Why Cellphones Should Be Expensive And Not Free.

426,000 cellphones
In the United States alone, 426,000 cellphones are retired each and every day for various reasons - but do you think that number would be that high if people actually had to pay for their phones? I certainly don’t, and I would love to see manufacturers start charging real money for their phones so that people will not be so quick to just toss them aside after a few months of use because a shinier version came out with a new gadget installed. Every major cellphone company subsidizes most of their handsets, so you can get almost any phone you want for virtually nothing if you just sign up for a new plan every 2 years. Sure, some of them get recycled, but imagine if we could cut the amount of e-waste we create in the first place, meaning that less of it would even have to be recycled!
One of the biggest problems with this is the issue of where do the phones go when they are no longer needed - the companies have not instituted real recycling programs, and only some communities have e-waste days a few days of the year - so where does the rest of this waste go? Right in the garbage, to be incinerated and buried along with the rest of our garbage. However, e-waste is laden with heavy metals like lead and mercury, which slowly work their way into our groundwater and our air, making for more and more pollution.

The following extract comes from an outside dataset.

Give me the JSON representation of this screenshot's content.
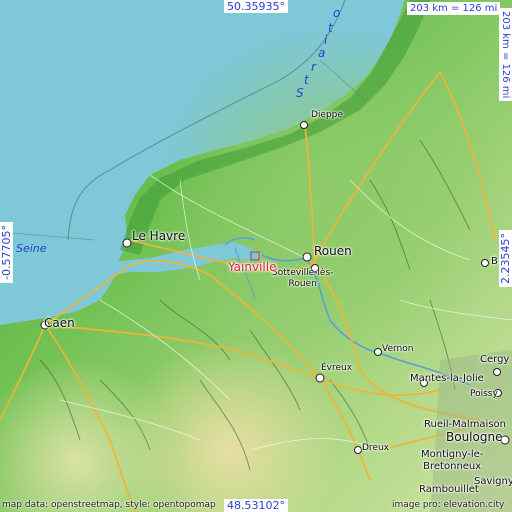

So what is my solution? Make cellphones expensive, like the iPhone. I have an iPhone, and it will be a very long time before I get a new phone because it was not cheap. It does everything I need it to (and more), and even though a new model just came out, mine works just fine, thank you! If everyone had to cough up real money for their phone, they might think long-term about which model they were buying and get something that will last them a few years rather than a few months. We could keep millions of toxic cellphones out of our landfills, cleaning up our environment; companies could cut back on the natural (and unnatural) resources that they use to make these hundreds of millions (or billions) of phones each year; and we could really think about what we are buying instead of blindly picking the newest “latest and greatest” every 6 months because we are so concerned about what people think of our phones. How long would you keep your cellphone if you had actually paid good money for it?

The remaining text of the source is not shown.